The corporate office in Batesville, Mississippi, abruptly messaged everyone in Nashville to pack up their stuff, go home and get tested. But it was already too late. Waldrup’s wife, 2-year-old son and mother-in-law fell ill.
And the virus had already infected a majority of the sales team, which sits in a bullpen of cubicles just outside Waldrup’s office, often meeting around his long conference table.
Waldrup points out the employees who tested positive: about a dozen workers, 1 in 6 employees. Waldrup said they’ve had to get comfortable with sharing lots of otherwise private health information.
At first, no one else was showing symptoms, even those who tested positive for the coronavirus.
“I didn’t notice for the first couple days,” said Tyler Smallwood, who is the IT manager for the office. “It wasn’t until I used some hand sanitizer and it had no smell. I was like, that doesn’t seem right.’”

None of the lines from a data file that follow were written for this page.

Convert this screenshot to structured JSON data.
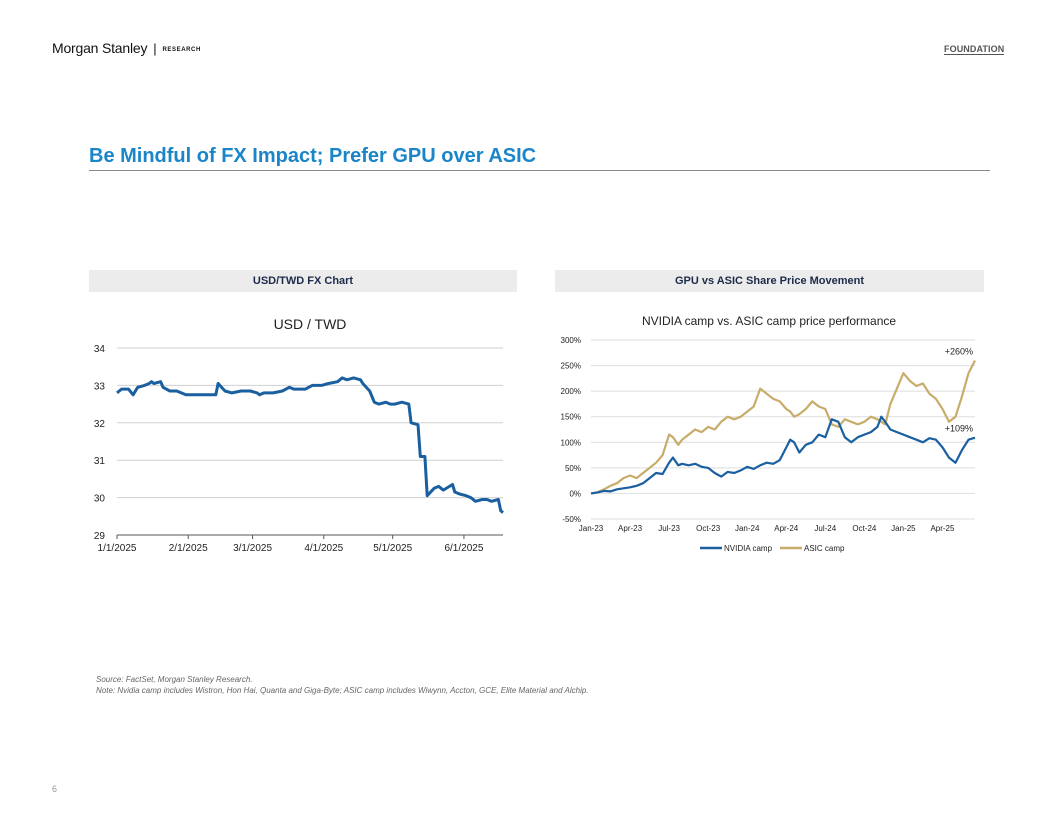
{
  "header": {
    "brand": "Morgan Stanley",
    "separator": "|",
    "research": "RESEARCH",
    "foundation": "FOUNDATION"
  },
  "page_title": "Be Mindful of FX Impact; Prefer GPU over ASIC",
  "panels": {
    "left_heading": "USD/TWD FX Chart",
    "right_heading": "GPU vs ASIC Share Price Movement"
  },
  "chart_data": [
    {
      "type": "line",
      "title": "USD / TWD",
      "xlabel": "",
      "ylabel": "",
      "ylim": [
        29,
        34
      ],
      "y_ticks": [
        29,
        30,
        31,
        32,
        33,
        34
      ],
      "x_tick_labels": [
        "1/1/2025",
        "2/1/2025",
        "3/1/2025",
        "4/1/2025",
        "5/1/2025",
        "6/1/2025"
      ],
      "x_ticks": [
        "2025-01-01",
        "2025-02-01",
        "2025-03-01",
        "2025-04-01",
        "2025-05-01",
        "2025-06-01"
      ],
      "x_range": [
        "2025-01-01",
        "2025-06-18"
      ],
      "grid": "horizontal",
      "series": [
        {
          "color": "#1a5fa0",
          "points": [
            [
              "2025-01-01",
              32.8
            ],
            [
              "2025-01-03",
              32.9
            ],
            [
              "2025-01-06",
              32.9
            ],
            [
              "2025-01-08",
              32.75
            ],
            [
              "2025-01-10",
              32.95
            ],
            [
              "2025-01-13",
              33.0
            ],
            [
              "2025-01-15",
              33.05
            ],
            [
              "2025-01-16",
              33.1
            ],
            [
              "2025-01-17",
              33.05
            ],
            [
              "2025-01-20",
              33.1
            ],
            [
              "2025-01-21",
              32.95
            ],
            [
              "2025-01-24",
              32.85
            ],
            [
              "2025-01-27",
              32.85
            ],
            [
              "2025-01-31",
              32.75
            ],
            [
              "2025-02-05",
              32.75
            ],
            [
              "2025-02-10",
              32.75
            ],
            [
              "2025-02-13",
              32.75
            ],
            [
              "2025-02-14",
              33.05
            ],
            [
              "2025-02-17",
              32.85
            ],
            [
              "2025-02-20",
              32.8
            ],
            [
              "2025-02-24",
              32.85
            ],
            [
              "2025-02-28",
              32.85
            ],
            [
              "2025-03-03",
              32.8
            ],
            [
              "2025-03-04",
              32.75
            ],
            [
              "2025-03-06",
              32.8
            ],
            [
              "2025-03-10",
              32.8
            ],
            [
              "2025-03-14",
              32.85
            ],
            [
              "2025-03-17",
              32.95
            ],
            [
              "2025-03-19",
              32.9
            ],
            [
              "2025-03-24",
              32.9
            ],
            [
              "2025-03-27",
              33.0
            ],
            [
              "2025-03-31",
              33.0
            ],
            [
              "2025-04-03",
              33.05
            ],
            [
              "2025-04-07",
              33.1
            ],
            [
              "2025-04-09",
              33.2
            ],
            [
              "2025-04-11",
              33.15
            ],
            [
              "2025-04-14",
              33.2
            ],
            [
              "2025-04-17",
              33.15
            ],
            [
              "2025-04-18",
              33.05
            ],
            [
              "2025-04-21",
              32.85
            ],
            [
              "2025-04-23",
              32.55
            ],
            [
              "2025-04-25",
              32.5
            ],
            [
              "2025-04-28",
              32.55
            ],
            [
              "2025-04-30",
              32.5
            ],
            [
              "2025-05-02",
              32.5
            ],
            [
              "2025-05-05",
              32.55
            ],
            [
              "2025-05-08",
              32.5
            ],
            [
              "2025-05-09",
              32.0
            ],
            [
              "2025-05-12",
              31.95
            ],
            [
              "2025-05-13",
              31.1
            ],
            [
              "2025-05-15",
              31.1
            ],
            [
              "2025-05-16",
              30.05
            ],
            [
              "2025-05-19",
              30.25
            ],
            [
              "2025-05-21",
              30.3
            ],
            [
              "2025-05-23",
              30.2
            ],
            [
              "2025-05-27",
              30.35
            ],
            [
              "2025-05-28",
              30.15
            ],
            [
              "2025-05-30",
              30.1
            ],
            [
              "2025-06-02",
              30.05
            ],
            [
              "2025-06-04",
              30.0
            ],
            [
              "2025-06-06",
              29.9
            ],
            [
              "2025-06-09",
              29.95
            ],
            [
              "2025-06-11",
              29.95
            ],
            [
              "2025-06-13",
              29.9
            ],
            [
              "2025-06-16",
              29.95
            ],
            [
              "2025-06-17",
              29.65
            ],
            [
              "2025-06-18",
              29.6
            ]
          ]
        }
      ]
    },
    {
      "type": "line",
      "title": "NVIDIA camp vs. ASIC camp price performance",
      "xlabel": "",
      "ylabel": "",
      "ylim": [
        -50,
        300
      ],
      "y_ticks": [
        -50,
        0,
        50,
        100,
        150,
        200,
        250,
        300
      ],
      "y_tick_labels": [
        "-50%",
        "0%",
        "50%",
        "100%",
        "150%",
        "200%",
        "250%",
        "300%"
      ],
      "x_ticks": [
        "Jan-23",
        "Apr-23",
        "Jul-23",
        "Oct-23",
        "Jan-24",
        "Apr-24",
        "Jul-24",
        "Oct-24",
        "Jan-25",
        "Apr-25"
      ],
      "x_range": [
        0,
        29.5
      ],
      "x_unit": "months since Jan-23",
      "grid": "horizontal",
      "legend": "bottom",
      "annotations": [
        {
          "text": "+260%",
          "series": "ASIC camp"
        },
        {
          "text": "+109%",
          "series": "NVIDIA camp"
        }
      ],
      "series": [
        {
          "name": "NVIDIA camp",
          "color": "#1a5fa0",
          "x": [
            0,
            0.5,
            1,
            1.5,
            2,
            2.5,
            3,
            3.5,
            4,
            4.5,
            5,
            5.5,
            6,
            6.3,
            6.7,
            7,
            7.5,
            8,
            8.5,
            9,
            9.5,
            10,
            10.5,
            11,
            11.5,
            12,
            12.5,
            13,
            13.5,
            14,
            14.5,
            15,
            15.3,
            15.6,
            16,
            16.5,
            17,
            17.5,
            18,
            18.5,
            19,
            19.5,
            20,
            20.5,
            21,
            21.5,
            22,
            22.3,
            22.6,
            23,
            23.5,
            24,
            24.5,
            25,
            25.5,
            26,
            26.5,
            27,
            27.5,
            28,
            28.5,
            29,
            29.5
          ],
          "values": [
            0,
            2,
            5,
            4,
            8,
            10,
            12,
            15,
            20,
            30,
            40,
            38,
            60,
            70,
            55,
            58,
            55,
            58,
            52,
            50,
            40,
            33,
            42,
            40,
            45,
            52,
            48,
            55,
            60,
            58,
            65,
            90,
            105,
            100,
            80,
            95,
            100,
            115,
            110,
            145,
            140,
            110,
            100,
            110,
            115,
            120,
            130,
            150,
            140,
            125,
            120,
            115,
            110,
            105,
            100,
            108,
            105,
            90,
            70,
            60,
            85,
            105,
            109
          ]
        },
        {
          "name": "ASIC camp",
          "color": "#c8ac6a",
          "x": [
            0,
            0.5,
            1,
            1.5,
            2,
            2.5,
            3,
            3.5,
            4,
            4.5,
            5,
            5.5,
            6,
            6.3,
            6.7,
            7,
            7.5,
            8,
            8.5,
            9,
            9.5,
            10,
            10.5,
            11,
            11.5,
            12,
            12.5,
            13,
            13.5,
            14,
            14.5,
            15,
            15.3,
            15.6,
            16,
            16.5,
            17,
            17.5,
            18,
            18.5,
            19,
            19.5,
            20,
            20.5,
            21,
            21.5,
            22,
            22.3,
            22.6,
            23,
            23.5,
            24,
            24.5,
            25,
            25.5,
            26,
            26.5,
            27,
            27.5,
            28,
            28.5,
            29,
            29.5
          ],
          "values": [
            0,
            2,
            8,
            15,
            20,
            30,
            35,
            30,
            40,
            50,
            60,
            75,
            115,
            110,
            95,
            105,
            115,
            125,
            120,
            130,
            125,
            140,
            150,
            145,
            150,
            160,
            170,
            205,
            195,
            185,
            180,
            165,
            160,
            150,
            155,
            165,
            180,
            170,
            165,
            135,
            130,
            145,
            140,
            135,
            140,
            150,
            145,
            140,
            135,
            175,
            205,
            235,
            220,
            210,
            215,
            195,
            185,
            165,
            140,
            150,
            190,
            235,
            260
          ]
        }
      ]
    }
  ],
  "footnotes": {
    "source": "Source: FactSet, Morgan Stanley Research.",
    "note": "Note: Nvidia camp includes Wistron, Hon Hai, Quanta and Giga-Byte; ASIC camp includes Wiwynn, Accton, GCE, Elite Material and Alchip."
  },
  "page_number": "6"
}
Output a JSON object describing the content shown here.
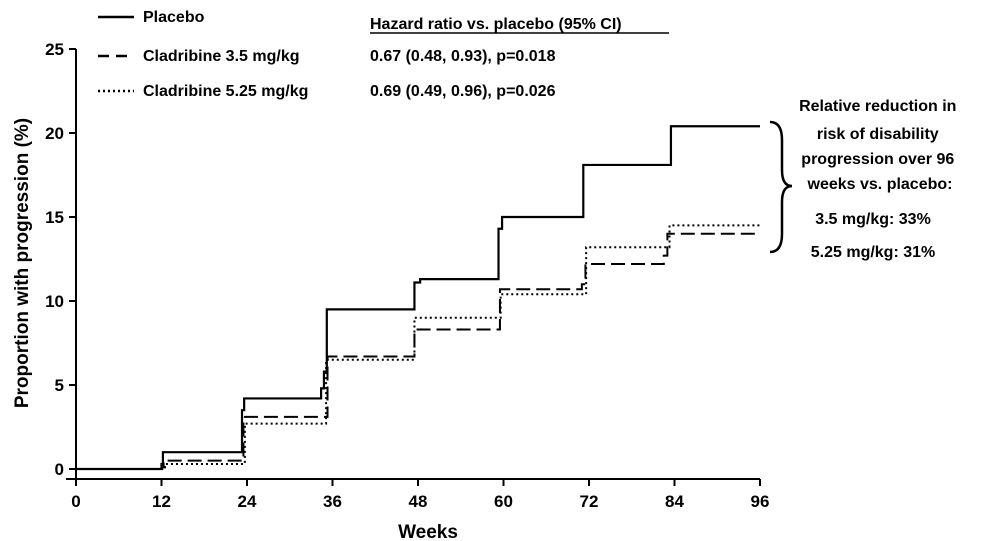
{
  "chart_data": {
    "type": "line",
    "xlabel": "Weeks",
    "ylabel": "Proportion with progression (%)",
    "xlim": [
      0,
      96
    ],
    "ylim": [
      0,
      25
    ],
    "x_ticks": [
      "0",
      "12",
      "24",
      "36",
      "48",
      "60",
      "72",
      "84",
      "96"
    ],
    "y_ticks": [
      "0",
      "5",
      "10",
      "15",
      "20",
      "25"
    ],
    "grid": false,
    "legend_placement": "top-left",
    "hazard_ratio_header": "Hazard ratio vs. placebo (95% CI)",
    "series": [
      {
        "name": "Placebo",
        "style": "solid",
        "hazard_ratio": "",
        "x": [
          0,
          12,
          12.2,
          23,
          23.3,
          23.6,
          34,
          34.4,
          34.8,
          35.2,
          47,
          47.5,
          48.3,
          59,
          59.3,
          59.8,
          70.8,
          71.2,
          83.0,
          83.5,
          96
        ],
        "y": [
          0,
          0.3,
          1.0,
          1.0,
          3.5,
          4.2,
          4.2,
          4.8,
          5.8,
          9.5,
          9.5,
          11.1,
          11.3,
          11.3,
          14.3,
          15.0,
          15.0,
          18.1,
          18.1,
          20.4,
          20.4
        ]
      },
      {
        "name": "Cladribine 3.5 mg/kg",
        "style": "dashed",
        "hazard_ratio": "0.67 (0.48, 0.93), p=0.018",
        "x": [
          0,
          12,
          12.3,
          23.2,
          23.5,
          34.8,
          35.3,
          47.2,
          47.5,
          59.0,
          59.5,
          71.0,
          71.5,
          82.5,
          83.0,
          96
        ],
        "y": [
          0,
          0.1,
          0.5,
          0.5,
          3.1,
          3.1,
          6.7,
          6.7,
          8.3,
          8.3,
          10.7,
          11.0,
          12.2,
          12.7,
          14.0,
          14.0
        ]
      },
      {
        "name": "Cladribine 5.25 mg/kg",
        "style": "dotted",
        "hazard_ratio": "0.69 (0.49, 0.96), p=0.026",
        "x": [
          0,
          12.1,
          12.5,
          23.3,
          23.7,
          34.6,
          35.1,
          47.1,
          47.5,
          59.1,
          59.6,
          71.1,
          71.6,
          82.8,
          83.3,
          96
        ],
        "y": [
          0,
          0.1,
          0.3,
          0.3,
          2.7,
          2.7,
          6.5,
          6.5,
          9.0,
          9.0,
          10.4,
          10.4,
          13.2,
          13.2,
          14.5,
          14.5
        ]
      }
    ],
    "annotation": {
      "heading": "Relative reduction in risk of disability progression over 96 weeks vs. placebo:",
      "heading_lines": [
        "Relative reduction in",
        "risk of disability",
        "progression over 96",
        "weeks vs. placebo:"
      ],
      "items": [
        "3.5 mg/kg: 33%",
        "5.25 mg/kg: 31%"
      ]
    }
  }
}
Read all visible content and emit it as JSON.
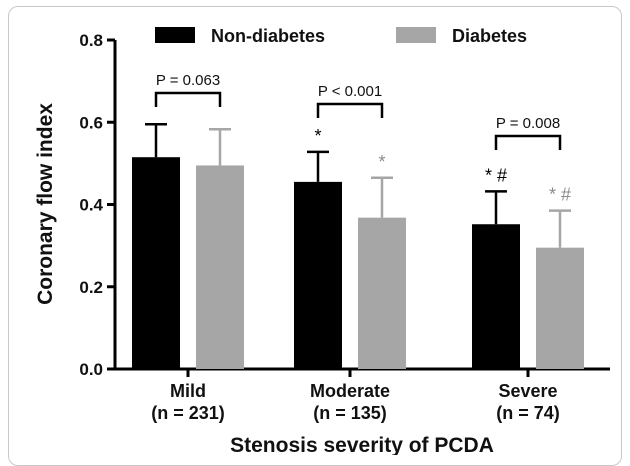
{
  "chart_data": {
    "type": "bar",
    "title": "",
    "xlabel": "Stenosis severity of PCDA",
    "ylabel": "Coronary flow index",
    "ylim": [
      0,
      0.8
    ],
    "yticks": [
      "0.0",
      "0.2",
      "0.4",
      "0.6",
      "0.8"
    ],
    "categories": [
      {
        "name": "Mild",
        "n": "(n = 231)"
      },
      {
        "name": "Moderate",
        "n": "(n = 135)"
      },
      {
        "name": "Severe",
        "n": "(n = 74)"
      }
    ],
    "series": [
      {
        "name": "Non-diabetes",
        "color": "#000000",
        "values": [
          0.515,
          0.455,
          0.352
        ],
        "errors": [
          0.08,
          0.073,
          0.08
        ],
        "markers": [
          "",
          "*",
          "* #"
        ]
      },
      {
        "name": "Diabetes",
        "color": "#a6a6a6",
        "values": [
          0.495,
          0.368,
          0.295
        ],
        "errors": [
          0.088,
          0.097,
          0.09
        ],
        "markers": [
          "",
          "*",
          "* #"
        ]
      }
    ],
    "comparisons": [
      "P = 0.063",
      "P < 0.001",
      "P = 0.008"
    ],
    "legend_position": "top",
    "grid": false
  }
}
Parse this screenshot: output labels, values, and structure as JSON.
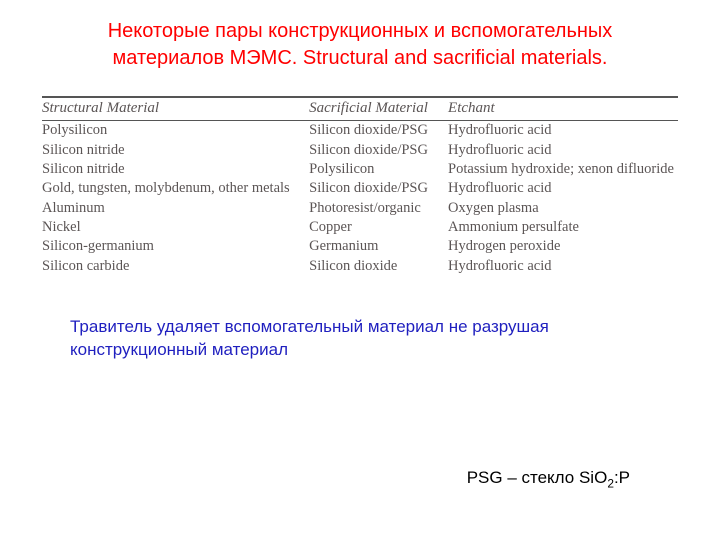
{
  "title": "Некоторые пары конструкционных и вспомогательных материалов МЭМС. Structural and sacrificial materials.",
  "table": {
    "columns": [
      "Structural Material",
      "Sacrificial Material",
      "Etchant"
    ],
    "rows": [
      [
        "Polysilicon",
        "Silicon dioxide/PSG",
        "Hydrofluoric acid"
      ],
      [
        "Silicon nitride",
        "Silicon dioxide/PSG",
        "Hydrofluoric acid"
      ],
      [
        "Silicon nitride",
        "Polysilicon",
        "Potassium hydroxide; xenon difluoride"
      ],
      [
        "Gold, tungsten, molybdenum, other metals",
        "Silicon dioxide/PSG",
        "Hydrofluoric acid"
      ],
      [
        "Aluminum",
        "Photoresist/organic",
        "Oxygen plasma"
      ],
      [
        "Nickel",
        "Copper",
        "Ammonium persulfate"
      ],
      [
        "Silicon-germanium",
        "Germanium",
        "Hydrogen peroxide"
      ],
      [
        "Silicon carbide",
        "Silicon dioxide",
        "Hydrofluoric acid"
      ]
    ]
  },
  "note": "Травитель  удаляет вспомогательный материал не разрушая конструкционный материал",
  "psg_prefix": "PSG – стекло SiO",
  "psg_sub": "2",
  "psg_suffix": ":P",
  "colors": {
    "title": "#ff0000",
    "note": "#1f1fbf",
    "table_text": "#5b5555",
    "rule": "#555555",
    "background": "#ffffff"
  },
  "fontsizes": {
    "title": 20,
    "table_header": 15,
    "table_cell": 14.5,
    "note": 17,
    "psg": 17
  }
}
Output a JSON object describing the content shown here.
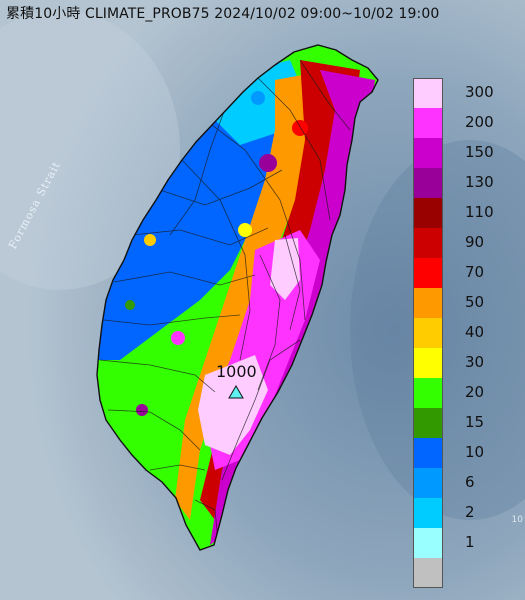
{
  "title": "累積10小時 CLIMATE_PROB75 2024/10/02 09:00~10/02 19:00",
  "sea_label": "Formosa Strait",
  "peak": {
    "value": "1000",
    "marker": "triangle-marker-icon"
  },
  "edge_text": "10",
  "legend": [
    {
      "label": "300",
      "color": "#ffccff"
    },
    {
      "label": "200",
      "color": "#ff33ff"
    },
    {
      "label": "150",
      "color": "#cc00cc"
    },
    {
      "label": "130",
      "color": "#990099"
    },
    {
      "label": "110",
      "color": "#990000"
    },
    {
      "label": "90",
      "color": "#cc0000"
    },
    {
      "label": "70",
      "color": "#ff0000"
    },
    {
      "label": "50",
      "color": "#ff9900"
    },
    {
      "label": "40",
      "color": "#ffcc00"
    },
    {
      "label": "30",
      "color": "#ffff00"
    },
    {
      "label": "20",
      "color": "#33ff00"
    },
    {
      "label": "15",
      "color": "#339900"
    },
    {
      "label": "10",
      "color": "#0066ff"
    },
    {
      "label": "6",
      "color": "#0099ff"
    },
    {
      "label": "2",
      "color": "#00ccff"
    },
    {
      "label": "1",
      "color": "#99ffff"
    },
    {
      "label": "",
      "color": "#c0c0c0"
    }
  ]
}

Most had mild cases, but the oldest — the sales manager — came down with the worst symptoms. Frank Harvey said he left the office on that Thursday afternoon worried about the business and hitting his numbers.
Then, when his temperature spiked and sent him to TriStar Hendersonville Medical Center, he went into survival mode.
“You’ve got all the factors going against you. You’re just a tad bit overweight, and you’re past 60,” he said. “So it’s pretty scary.”
Harvey recovered. So did his colleagues and their households. And now they’re back at it, mostly focused on selling tires but trying to be more diligent about infection control than before.
They’re still not wearing masks, but they have them handy. And a clerical employee is tasked with taking everyone’s temperature in the morning when they arrive.
All these new protocols have had companies turning to the National Federation of Independent Business for guidance.
“The new reality is setting in, and it’s tiring,” said Elizabeth Milito, senior counsel for the NFIB.
The NFIB is receiving basic but complicated inquiries: Whom do you have take temperatures? Or do you even really want to go that far if it’s not required? And how private can you even be at this point about everyone’s personal health?
The business group has been offering guidance to all kinds of companies, from warehouses to nail salons. Milito said everyone she’s working with is eager and optimistic, telling her “we’re just going to try to make lemonade out of lemons and get back to work,” she said.
Dunlap & Kyle is trying to put its experience with COVID-19 to good use. Employees who’ve recovered are getting time off to donate plasma as often as possible. The plasma is being used around the world to help the sickest COVID-19 patients in hospitals.
Meanwhile, the company has become more comfortable making its experience public. Managers were nervous when they first told customers they were dealing with an outbreak. But the tire shops they work with stuck with them, said salesman Ty Cordray.
“Since we’ve come back, we’ve been busier than we’ve ever been,” he said. “We think it’s because we were honest and upfront.”
Somehow, May was the best month the company has ever had, with business up by 30%. And June is projected to be even better.